Des backlinks associés à une marque déclarés anticoncurrentiels

Des backlinks associés à une marque déclarés anticoncurrentielsBacklinks. La Cour d’appel de Paris retient que l’utilisation intensive des signes distinctifs d’un concurrent sous la forme de liens retours (backlinks) en vue de tromper les moteurs de recherche est constitutive d’actes de concurrence déloyale et parasitaire (arrêt du 28 mars 2014).

Une société Sofigram, spécialisée dans le conditionnement et le transport isotherme et réfrigérant de produits, est titulaire de la marque semi-figurative Sofigram, qu’elle exploite sur son site institutionnel et son site marchand.

Elle découvre que le signe « sofigram », correspondant à sa marque, sa dénomination sociale et son nom de domaine, est utilisé dans le cadre d’une campagne de « backlinks » par une société anglaise concurrente.

Les liens retours (backlinks) sont des liens hypertextes pointant vers un site ou une page web. Ils sont basés sur un mot clé (appelé « ancre ») figurant au sein d’un site et qui, en association avec l’adresse d’un site, permettent à l’internaute de naviguer de site en site par un système de renvoi.

S’ils ont pour vocation de permettre une navigation simplifiée pour l’internaute et, partant, une meilleure appréhension du contenu du web, les backlinks constituent également un outil essentiel dans le cadre de l’optimisation du référencement d’un site web sur les moteurs de recherche : plus une page comporte de liens retours, plus elle sera considérée comme pertinente par les moteurs de recherche et meilleur sera son positionnement.

C’est le cas, en l’espèce, la société Softbox Systems apparaissant en troisième position sur le moteur de recherche Google.com et en cinquième position sur le moteur de recherche Google.fr sur la requête « Sofigram ».
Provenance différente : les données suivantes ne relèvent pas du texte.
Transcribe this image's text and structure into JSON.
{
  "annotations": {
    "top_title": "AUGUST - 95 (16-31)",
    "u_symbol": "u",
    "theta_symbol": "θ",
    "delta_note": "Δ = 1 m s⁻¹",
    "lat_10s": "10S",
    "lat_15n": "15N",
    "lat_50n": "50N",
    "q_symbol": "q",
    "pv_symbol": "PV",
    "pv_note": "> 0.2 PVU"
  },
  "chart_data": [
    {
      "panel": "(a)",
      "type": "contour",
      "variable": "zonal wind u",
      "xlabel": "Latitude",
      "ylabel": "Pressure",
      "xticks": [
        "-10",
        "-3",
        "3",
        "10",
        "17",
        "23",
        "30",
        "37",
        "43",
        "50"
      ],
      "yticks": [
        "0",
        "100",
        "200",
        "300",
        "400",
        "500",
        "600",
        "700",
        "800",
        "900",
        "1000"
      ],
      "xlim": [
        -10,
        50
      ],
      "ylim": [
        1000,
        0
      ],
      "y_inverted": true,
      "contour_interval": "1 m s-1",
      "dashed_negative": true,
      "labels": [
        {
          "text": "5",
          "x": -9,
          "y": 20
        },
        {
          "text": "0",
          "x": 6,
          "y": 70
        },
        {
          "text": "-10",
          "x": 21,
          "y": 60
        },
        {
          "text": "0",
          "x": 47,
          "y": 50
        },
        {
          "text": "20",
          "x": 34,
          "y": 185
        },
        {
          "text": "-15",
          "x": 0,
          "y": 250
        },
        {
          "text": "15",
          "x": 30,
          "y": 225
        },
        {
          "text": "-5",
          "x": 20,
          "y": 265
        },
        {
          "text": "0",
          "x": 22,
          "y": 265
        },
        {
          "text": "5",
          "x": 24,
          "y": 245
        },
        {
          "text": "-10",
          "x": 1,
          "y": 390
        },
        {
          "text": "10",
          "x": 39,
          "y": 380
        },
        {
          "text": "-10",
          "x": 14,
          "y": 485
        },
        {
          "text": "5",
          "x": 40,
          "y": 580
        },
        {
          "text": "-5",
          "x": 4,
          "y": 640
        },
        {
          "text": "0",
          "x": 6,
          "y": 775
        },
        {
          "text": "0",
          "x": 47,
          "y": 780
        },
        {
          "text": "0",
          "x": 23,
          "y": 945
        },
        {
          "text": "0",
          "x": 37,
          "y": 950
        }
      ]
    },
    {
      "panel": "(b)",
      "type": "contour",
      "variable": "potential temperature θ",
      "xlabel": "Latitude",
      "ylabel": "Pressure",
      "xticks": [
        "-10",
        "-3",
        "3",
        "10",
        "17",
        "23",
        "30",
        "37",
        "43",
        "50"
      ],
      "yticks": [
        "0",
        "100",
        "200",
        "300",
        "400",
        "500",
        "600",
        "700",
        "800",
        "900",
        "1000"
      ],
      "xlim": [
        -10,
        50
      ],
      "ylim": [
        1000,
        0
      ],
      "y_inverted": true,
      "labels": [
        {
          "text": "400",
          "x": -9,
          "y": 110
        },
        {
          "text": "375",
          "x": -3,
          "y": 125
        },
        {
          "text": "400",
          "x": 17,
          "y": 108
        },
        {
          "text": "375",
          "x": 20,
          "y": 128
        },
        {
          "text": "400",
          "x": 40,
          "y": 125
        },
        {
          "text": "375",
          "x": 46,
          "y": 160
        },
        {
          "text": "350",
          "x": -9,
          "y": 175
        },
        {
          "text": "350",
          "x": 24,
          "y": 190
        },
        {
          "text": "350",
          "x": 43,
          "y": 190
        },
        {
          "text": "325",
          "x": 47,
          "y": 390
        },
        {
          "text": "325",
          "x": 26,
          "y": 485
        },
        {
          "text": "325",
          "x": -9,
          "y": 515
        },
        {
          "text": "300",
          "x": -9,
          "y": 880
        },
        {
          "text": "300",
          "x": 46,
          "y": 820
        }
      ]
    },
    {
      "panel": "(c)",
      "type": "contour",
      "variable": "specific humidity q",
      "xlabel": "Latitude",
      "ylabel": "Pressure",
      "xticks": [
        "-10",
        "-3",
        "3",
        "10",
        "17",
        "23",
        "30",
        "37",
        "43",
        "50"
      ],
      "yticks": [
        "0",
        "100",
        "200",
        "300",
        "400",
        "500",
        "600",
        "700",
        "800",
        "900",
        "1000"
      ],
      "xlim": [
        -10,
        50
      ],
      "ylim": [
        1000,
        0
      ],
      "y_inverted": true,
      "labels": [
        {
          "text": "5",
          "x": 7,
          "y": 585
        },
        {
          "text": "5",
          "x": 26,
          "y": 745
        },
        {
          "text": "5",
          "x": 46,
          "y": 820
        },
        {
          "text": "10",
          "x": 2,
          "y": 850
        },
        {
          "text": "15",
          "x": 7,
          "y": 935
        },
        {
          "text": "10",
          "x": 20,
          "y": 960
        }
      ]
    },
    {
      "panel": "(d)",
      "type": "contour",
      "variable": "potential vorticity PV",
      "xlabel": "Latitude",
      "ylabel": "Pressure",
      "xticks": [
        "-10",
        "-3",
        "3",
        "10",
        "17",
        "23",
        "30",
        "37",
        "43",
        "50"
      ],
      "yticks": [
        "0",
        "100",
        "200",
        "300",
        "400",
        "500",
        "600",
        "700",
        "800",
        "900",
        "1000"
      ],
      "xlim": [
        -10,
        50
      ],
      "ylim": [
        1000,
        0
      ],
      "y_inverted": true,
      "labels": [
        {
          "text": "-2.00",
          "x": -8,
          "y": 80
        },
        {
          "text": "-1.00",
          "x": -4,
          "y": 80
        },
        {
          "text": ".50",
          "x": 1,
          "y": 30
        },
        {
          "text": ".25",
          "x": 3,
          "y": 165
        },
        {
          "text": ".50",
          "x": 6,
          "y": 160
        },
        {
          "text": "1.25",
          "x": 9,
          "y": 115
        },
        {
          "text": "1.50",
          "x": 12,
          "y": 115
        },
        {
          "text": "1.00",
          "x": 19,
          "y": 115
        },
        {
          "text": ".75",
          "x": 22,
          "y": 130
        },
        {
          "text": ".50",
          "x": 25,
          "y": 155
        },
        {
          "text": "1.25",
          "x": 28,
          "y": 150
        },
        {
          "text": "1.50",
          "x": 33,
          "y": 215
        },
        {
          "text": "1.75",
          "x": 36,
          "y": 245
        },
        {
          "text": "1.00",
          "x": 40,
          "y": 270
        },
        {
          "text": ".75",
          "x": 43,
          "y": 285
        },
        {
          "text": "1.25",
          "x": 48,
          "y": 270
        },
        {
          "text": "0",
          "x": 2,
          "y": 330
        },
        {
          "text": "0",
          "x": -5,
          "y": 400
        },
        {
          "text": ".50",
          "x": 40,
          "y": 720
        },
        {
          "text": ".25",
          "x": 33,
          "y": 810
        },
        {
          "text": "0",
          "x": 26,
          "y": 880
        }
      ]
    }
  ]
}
Après une mise en demeure infructueuse, la société Sofigram assigne son concurrent, ainsi que le prestataire d’optimisation de référencement de ce dernier, sur le fondement de la contrefaçon de marque et de la concurrence déloyale et du parasitisme économique.

Déboutée en première instance, la société Sofigram interjette appel du jugement. Par arrêt du 28 avril 2014, la Cour d’appel de Paris a logiquement confirmé le rejet des demandes formées au titre de la contrefaçon de marque, aux motifs :

  • que l’utilisation d’un signe dans le cadre de backlinks ne constituait pas un usage de ce signe à titre de marque pour des produits et services, étant au surplus relevé que le site vers lequel pointaient les liens était un site non marchand ;
  • les liens associés au mot « Sofigram » étaient pour l’essentiel invisibles et donc insusceptibles de générer un risque de confusion dans l’esprit de la clientèle.

La Cour retient néanmoins le grief de concurrence déloyale et parasitaire, retenant qu’ « en utilisant la dénomination sociale et le nom de domaine d’une société concurrente sous la forme d’un mot clé, utilisé, de façon intense, dans le cadre de création de backlinks, lors de requête de recherches naturelles, à l’effet de tromper le moteur de recherche, [la société Softbox Systems avait] provoqué, de ce seul fait, un détournement déloyal de clientèle du site qui risque d’être moins visité, ainsi qu’une utilisation parasitaire de l’investissement effectué par la société Sofigram créée antérieurement largement connue dans le marché considéré, en augmentant de façon détournée ainsi sa visibilité ».

La solution rendue ne permet sans doute pas de conclure à la concurrence déloyale et/ou parasitaire par la simple utilisation d’un signe distinctif identique à celui d’un concurrent pour promouvoir ses propres produits, solution qui apparaitrait contraire au principe de liberté du commerce. Néanmoins, au cas d’espèce, la faute est constituée, par :

  • l’utilisation intensive du signe distinctif d’un concurrent ;
  • largement connu sur le marché en question ;
  •  avec pour résultat de tromper les moteurs de recherche dans le cadre du référencement naturel.